El año va por la mitad. Los días son agitados, sin embargo a veces no nos dejamos llevar de su ritmo. Hay una mañana en que nos levantamos apáticos, lentos, reflexivos, un poco renuentes a obedecer al implacable reloj.
¿Qué hacer? ¿Obligarnos a retomar el curso de nuestros deberes, ocupándonos de las tareas de la agenda, o dejar todo a un lago y seguir el desgano que invade nuestro cuerpo?
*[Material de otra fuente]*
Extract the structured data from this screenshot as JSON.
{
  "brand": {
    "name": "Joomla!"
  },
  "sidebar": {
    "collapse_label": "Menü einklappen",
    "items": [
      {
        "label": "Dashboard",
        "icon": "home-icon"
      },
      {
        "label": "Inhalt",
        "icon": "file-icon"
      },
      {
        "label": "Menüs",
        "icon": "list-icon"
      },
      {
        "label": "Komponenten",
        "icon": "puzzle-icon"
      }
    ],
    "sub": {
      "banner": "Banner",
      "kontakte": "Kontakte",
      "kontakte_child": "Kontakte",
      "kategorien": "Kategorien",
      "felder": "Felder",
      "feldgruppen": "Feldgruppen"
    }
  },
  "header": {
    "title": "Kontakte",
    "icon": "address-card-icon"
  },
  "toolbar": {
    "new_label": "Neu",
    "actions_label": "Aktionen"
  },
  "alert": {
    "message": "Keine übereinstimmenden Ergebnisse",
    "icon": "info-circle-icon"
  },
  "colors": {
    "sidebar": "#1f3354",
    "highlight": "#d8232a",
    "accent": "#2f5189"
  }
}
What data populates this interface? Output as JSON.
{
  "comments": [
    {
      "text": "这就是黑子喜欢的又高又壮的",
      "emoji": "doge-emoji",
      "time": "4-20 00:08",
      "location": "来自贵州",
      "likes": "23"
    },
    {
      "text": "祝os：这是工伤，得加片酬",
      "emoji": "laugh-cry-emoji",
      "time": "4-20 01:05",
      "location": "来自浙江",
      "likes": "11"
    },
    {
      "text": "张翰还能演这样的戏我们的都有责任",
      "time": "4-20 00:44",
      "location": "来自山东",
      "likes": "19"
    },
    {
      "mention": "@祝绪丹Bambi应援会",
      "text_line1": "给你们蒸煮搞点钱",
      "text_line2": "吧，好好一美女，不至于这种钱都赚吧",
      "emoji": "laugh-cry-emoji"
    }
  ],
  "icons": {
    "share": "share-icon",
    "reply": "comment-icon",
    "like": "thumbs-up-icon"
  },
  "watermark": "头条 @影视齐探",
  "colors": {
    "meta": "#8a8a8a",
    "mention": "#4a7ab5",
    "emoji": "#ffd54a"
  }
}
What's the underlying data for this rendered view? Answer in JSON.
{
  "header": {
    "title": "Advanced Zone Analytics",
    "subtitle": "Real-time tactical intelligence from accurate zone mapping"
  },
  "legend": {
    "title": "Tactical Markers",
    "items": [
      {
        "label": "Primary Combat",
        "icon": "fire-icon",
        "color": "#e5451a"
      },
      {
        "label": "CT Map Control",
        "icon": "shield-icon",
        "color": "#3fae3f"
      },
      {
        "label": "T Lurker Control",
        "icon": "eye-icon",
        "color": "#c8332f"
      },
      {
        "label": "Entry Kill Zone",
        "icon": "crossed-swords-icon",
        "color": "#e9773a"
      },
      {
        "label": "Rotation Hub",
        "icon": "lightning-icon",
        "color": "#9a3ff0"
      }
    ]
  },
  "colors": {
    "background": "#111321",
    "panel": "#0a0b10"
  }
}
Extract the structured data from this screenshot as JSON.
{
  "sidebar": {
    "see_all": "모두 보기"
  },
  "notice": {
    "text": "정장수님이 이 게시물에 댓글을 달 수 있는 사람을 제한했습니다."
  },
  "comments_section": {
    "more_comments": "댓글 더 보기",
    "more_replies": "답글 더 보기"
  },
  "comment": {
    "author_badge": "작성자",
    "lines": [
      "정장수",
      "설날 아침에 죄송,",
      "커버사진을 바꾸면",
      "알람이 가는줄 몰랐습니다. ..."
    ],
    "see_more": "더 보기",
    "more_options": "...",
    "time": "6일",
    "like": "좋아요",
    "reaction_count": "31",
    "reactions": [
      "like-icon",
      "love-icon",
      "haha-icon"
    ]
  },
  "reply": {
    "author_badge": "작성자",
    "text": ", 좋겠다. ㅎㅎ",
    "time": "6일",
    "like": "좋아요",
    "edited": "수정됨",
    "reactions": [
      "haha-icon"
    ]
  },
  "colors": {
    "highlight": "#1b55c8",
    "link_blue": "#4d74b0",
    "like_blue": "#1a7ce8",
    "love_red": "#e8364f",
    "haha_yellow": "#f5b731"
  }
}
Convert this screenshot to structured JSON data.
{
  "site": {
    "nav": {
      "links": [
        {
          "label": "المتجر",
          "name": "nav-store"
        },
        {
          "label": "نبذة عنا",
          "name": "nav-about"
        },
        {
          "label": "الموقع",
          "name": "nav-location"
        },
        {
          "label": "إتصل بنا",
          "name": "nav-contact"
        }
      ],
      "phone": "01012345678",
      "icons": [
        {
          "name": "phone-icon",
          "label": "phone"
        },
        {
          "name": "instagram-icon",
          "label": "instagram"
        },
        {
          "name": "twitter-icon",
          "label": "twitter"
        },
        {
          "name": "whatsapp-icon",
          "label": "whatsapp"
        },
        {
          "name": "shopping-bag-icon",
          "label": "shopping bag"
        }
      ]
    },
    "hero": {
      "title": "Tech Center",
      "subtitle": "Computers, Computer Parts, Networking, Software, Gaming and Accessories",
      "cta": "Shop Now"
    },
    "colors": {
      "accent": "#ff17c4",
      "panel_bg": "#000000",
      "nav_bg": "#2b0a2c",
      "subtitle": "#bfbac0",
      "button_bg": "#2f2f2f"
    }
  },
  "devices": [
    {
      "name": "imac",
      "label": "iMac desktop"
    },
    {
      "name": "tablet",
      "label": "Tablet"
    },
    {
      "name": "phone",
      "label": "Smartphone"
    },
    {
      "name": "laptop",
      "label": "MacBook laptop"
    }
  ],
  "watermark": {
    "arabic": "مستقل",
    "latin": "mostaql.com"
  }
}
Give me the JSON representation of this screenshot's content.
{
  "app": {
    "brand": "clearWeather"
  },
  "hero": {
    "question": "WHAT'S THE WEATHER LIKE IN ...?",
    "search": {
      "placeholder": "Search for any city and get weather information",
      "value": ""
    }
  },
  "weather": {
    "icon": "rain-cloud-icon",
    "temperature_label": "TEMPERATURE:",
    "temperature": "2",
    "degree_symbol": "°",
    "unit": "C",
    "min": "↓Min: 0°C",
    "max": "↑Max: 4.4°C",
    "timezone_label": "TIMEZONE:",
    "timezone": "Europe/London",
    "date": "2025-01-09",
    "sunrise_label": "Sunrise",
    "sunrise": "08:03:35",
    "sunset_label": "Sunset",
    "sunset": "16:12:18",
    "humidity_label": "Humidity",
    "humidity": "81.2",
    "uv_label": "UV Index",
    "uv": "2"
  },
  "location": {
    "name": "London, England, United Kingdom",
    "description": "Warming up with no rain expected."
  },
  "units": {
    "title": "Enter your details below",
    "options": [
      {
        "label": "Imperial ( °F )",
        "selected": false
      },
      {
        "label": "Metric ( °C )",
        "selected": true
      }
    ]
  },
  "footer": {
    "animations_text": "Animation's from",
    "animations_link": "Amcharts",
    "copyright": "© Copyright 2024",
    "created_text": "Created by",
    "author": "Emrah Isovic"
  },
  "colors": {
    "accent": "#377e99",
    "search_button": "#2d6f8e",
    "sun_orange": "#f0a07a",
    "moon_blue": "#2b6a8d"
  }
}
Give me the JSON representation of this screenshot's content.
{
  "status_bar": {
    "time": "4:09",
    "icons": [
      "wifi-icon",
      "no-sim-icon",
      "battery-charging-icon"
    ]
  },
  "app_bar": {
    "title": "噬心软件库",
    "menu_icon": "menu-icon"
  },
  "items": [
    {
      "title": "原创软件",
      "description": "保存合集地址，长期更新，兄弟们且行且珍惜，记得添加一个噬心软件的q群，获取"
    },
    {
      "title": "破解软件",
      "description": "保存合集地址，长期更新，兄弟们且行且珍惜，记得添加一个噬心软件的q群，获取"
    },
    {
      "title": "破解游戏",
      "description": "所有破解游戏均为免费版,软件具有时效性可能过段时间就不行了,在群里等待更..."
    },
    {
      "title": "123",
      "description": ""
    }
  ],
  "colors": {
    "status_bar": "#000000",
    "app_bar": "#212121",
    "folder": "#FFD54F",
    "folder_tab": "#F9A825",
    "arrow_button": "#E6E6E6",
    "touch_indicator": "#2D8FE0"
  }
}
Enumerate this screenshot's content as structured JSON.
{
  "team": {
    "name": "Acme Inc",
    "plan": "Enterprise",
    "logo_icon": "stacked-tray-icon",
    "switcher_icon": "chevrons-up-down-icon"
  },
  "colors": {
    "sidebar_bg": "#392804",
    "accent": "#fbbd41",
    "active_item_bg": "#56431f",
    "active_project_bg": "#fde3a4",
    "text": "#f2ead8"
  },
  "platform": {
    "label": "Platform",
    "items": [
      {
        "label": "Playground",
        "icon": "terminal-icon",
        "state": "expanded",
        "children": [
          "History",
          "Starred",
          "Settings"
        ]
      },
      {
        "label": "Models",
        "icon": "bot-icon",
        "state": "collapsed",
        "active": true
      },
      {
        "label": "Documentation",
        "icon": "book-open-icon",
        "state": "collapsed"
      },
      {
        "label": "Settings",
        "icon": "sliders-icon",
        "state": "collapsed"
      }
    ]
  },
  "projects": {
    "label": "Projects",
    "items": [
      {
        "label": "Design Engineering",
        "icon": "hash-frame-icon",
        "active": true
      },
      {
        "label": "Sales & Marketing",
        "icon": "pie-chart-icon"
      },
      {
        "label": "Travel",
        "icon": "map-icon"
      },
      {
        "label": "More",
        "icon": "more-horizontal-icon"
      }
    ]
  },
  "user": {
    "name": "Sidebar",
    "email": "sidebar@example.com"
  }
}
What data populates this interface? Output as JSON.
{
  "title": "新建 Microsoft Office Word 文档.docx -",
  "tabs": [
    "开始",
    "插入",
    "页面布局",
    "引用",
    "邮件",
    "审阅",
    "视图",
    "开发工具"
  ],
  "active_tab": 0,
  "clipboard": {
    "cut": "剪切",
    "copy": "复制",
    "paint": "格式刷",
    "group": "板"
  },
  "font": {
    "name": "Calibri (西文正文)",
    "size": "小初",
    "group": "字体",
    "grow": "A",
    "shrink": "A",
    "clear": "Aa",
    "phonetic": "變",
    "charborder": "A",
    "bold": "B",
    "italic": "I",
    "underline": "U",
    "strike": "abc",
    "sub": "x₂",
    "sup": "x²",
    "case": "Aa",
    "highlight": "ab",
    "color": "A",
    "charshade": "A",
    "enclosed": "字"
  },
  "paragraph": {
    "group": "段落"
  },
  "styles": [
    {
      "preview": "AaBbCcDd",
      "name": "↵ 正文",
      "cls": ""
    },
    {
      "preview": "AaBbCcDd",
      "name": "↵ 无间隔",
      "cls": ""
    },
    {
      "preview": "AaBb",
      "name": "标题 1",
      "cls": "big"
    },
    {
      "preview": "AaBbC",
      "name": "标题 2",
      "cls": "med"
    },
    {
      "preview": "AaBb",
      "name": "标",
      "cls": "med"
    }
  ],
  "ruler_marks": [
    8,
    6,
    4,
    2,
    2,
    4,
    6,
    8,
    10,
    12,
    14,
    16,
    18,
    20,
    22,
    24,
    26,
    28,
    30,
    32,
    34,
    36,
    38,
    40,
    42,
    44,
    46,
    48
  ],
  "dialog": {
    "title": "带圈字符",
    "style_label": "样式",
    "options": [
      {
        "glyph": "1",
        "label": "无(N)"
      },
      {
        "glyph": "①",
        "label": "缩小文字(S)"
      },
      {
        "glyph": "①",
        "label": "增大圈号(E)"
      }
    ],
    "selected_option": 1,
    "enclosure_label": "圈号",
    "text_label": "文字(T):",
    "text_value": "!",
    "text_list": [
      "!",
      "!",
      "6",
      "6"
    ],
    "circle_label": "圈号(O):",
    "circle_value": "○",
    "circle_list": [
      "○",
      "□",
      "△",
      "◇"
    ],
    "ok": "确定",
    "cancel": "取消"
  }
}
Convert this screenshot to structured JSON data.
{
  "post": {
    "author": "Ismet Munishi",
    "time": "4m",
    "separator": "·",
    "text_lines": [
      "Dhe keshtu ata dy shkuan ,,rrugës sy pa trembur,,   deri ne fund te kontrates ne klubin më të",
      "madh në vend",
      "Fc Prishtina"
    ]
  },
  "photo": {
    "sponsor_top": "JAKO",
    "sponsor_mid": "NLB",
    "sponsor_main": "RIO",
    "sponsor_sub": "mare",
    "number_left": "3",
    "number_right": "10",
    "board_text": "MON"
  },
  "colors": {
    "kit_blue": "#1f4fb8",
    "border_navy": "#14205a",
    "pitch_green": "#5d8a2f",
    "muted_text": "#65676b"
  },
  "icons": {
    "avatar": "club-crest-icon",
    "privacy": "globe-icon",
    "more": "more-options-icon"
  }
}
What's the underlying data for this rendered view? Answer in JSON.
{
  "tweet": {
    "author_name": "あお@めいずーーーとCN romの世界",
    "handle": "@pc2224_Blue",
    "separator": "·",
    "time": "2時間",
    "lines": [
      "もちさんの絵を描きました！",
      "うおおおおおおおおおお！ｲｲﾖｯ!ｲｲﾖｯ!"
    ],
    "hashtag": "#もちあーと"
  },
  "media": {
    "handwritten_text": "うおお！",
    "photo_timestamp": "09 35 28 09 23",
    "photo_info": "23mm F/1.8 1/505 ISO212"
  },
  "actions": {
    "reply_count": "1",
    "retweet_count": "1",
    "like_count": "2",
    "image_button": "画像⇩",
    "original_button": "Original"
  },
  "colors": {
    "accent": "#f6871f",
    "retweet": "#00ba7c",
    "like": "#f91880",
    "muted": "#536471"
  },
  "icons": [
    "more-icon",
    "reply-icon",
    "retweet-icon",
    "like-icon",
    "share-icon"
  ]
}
Alguna que otra vez me he obligado a retomar las acciones, para sorprenderme otra vez, minutos después, en el penoso letargo, y es entonces cuando me convenzo de que es un estado difícil de combatir, que para superarlo es mejor rendirse a él sin ansiedad. Puede ser un proceso químico, puede ser una señal de fatiga, puede ser un momento depresivo o simplemente un arrebato del impulso mediante el cual Dios nos insiste en que nos detengamos y esperamos a que el cuerpo mismo dicte que estamos en condiciones de movilizarnos y actuar.
Vale entonces, en el buen sentido de la expresión, obedecer nuestro cuerpo dándole algo de tiempo para reaccionar. Claro, tomando en cuenta los factores relacionados, de si podemos disponer de ese tiempo sin mayores consecuencias.